Even though money was tight and their possessions were few, they were hospitable. There was always room for one or two or three more at their table. When they had uninvited guests in their home, one would never have guessed they weren’t expecting company. There was preparation ahead of time, especially for Sundays, so there was always more than enough to go around. Any one of us would have been welcome in their homes at any time, and we knew it. I learned that hospitality is more than doing. It is being. I learned that preparation is an important part of hosting, but hospitality comes from the heart.

My aunts were not prone to gossip. I still find it hard to believe the things that were never mentioned to others. They shared secrets in their diaries, but no place else. Anything shared in confidence stayed there. All of them grew up in the home a minister, and several of my aunts had spouses involved in church ministry.

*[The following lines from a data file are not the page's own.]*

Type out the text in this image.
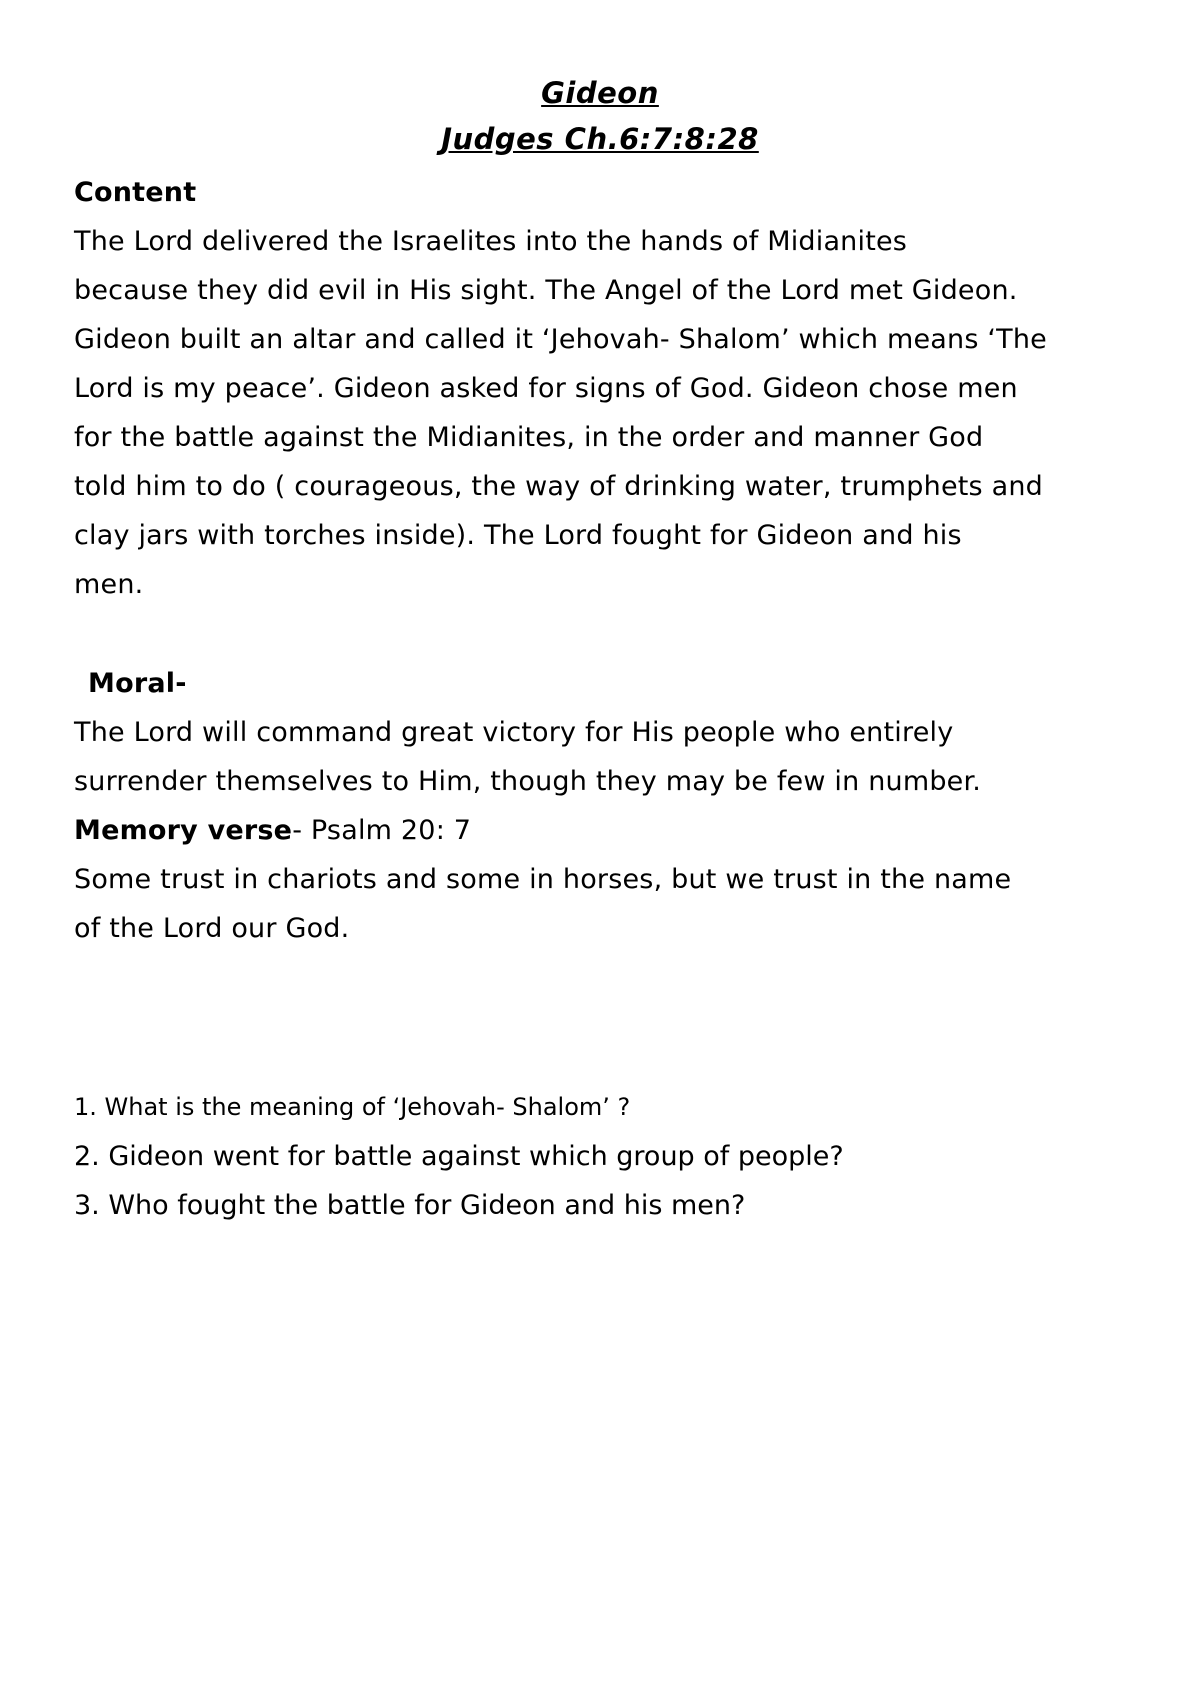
Gideon
Judges Ch.6:7:8:28
Content
The Lord delivered the Israelites into the hands of Midianites
because they did evil in His sight. The Angel of the Lord met Gideon.
Gideon built an altar and called it ‘Jehovah- Shalom’ which means ‘The
Lord is my peace’. Gideon asked for signs of God. Gideon chose men
for the battle against the Midianites, in the order and manner God
told him to do ( courageous, the way of drinking water, trumphets and
clay jars with torches inside). The Lord fought for Gideon and his
men.
Moral-
The Lord will command great victory for His people who entirely
surrender themselves to Him, though they may be few in number.
Memory verse- Psalm 20: 7
Some trust in chariots and some in horses, but we trust in the name
of the Lord our God.
1. What is the meaning of ‘Jehovah- Shalom’ ?
2. Gideon went for battle against which group of people?
3. Who fought the battle for Gideon and his men?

What happened behind closed doors stayed behind closed doors, and there was no finagling to obtain information from any one of them (ask me how I know!) Many secrets, I am certain, they carried with them to their graves. I learned that gossip does not a friend make and that it’s nice to have folks with whom one’s secrets are safe.

I learned that stability is stronger than panic.

When there was a crisis in the community or in the family, I didn’t see my aunts cringe or become ruffled easily. They remained calm, did what had to be done, and provided stability along the way. They managed to get things done without flaunting what they were doing. I experienced that quiet care and endurance as a child and grew to appreciate it even more as I got older. I learned that stability in distress is stronger than panic.

None of my aunts were extravagant. Their homes, clothing, and pocketbooks were orderly and clean. They always knew which side of the pocketbook held the Chapstick or Rosebud Salve. They could whip out a checkbook without searching in the bottom of a purse, for it was exactly where they always kept it. I learned that tidiness includes your pocketbook.

I remember the evening during visitation after a heart attack claimed the life of an uncle. There had been no warning and no time to say goodbye. I watched them, the sisters, my aunts. There were glimmers of tears in their eyes, but no weeping or wailing. How could I possibly handle the death of a sibling with such grace? I wondered.

Underneath their tears was a calm, serene emotion. This was life. Through their grief ran a chord of trust and faith in God. Underlying their sorrow was Truth. God was faithful. He had been faithful in their past. He was faithful today. He would be there in their tomorrows. Their unconditional trust in the sovereignty of God steadied them in their grief.

I learned from my aunts that sorrow does not need to break me.

That is why my aunts could sing in times of sorrow. They had tested the promises of God and found them true, Every Single Time. As a young child, I didn’t understand that faith because I had not yet experienced it myself. I learned that a deep, settled faith comes from years of walking with God and trusting Him when life doesn’t seem fair or doesn’t make sense. 

from my aunts, I learned to be strong

Looking back, I realize the things I learned from my aunts were caught as much as they were taught. It gives me pause. It gives me grateful praise.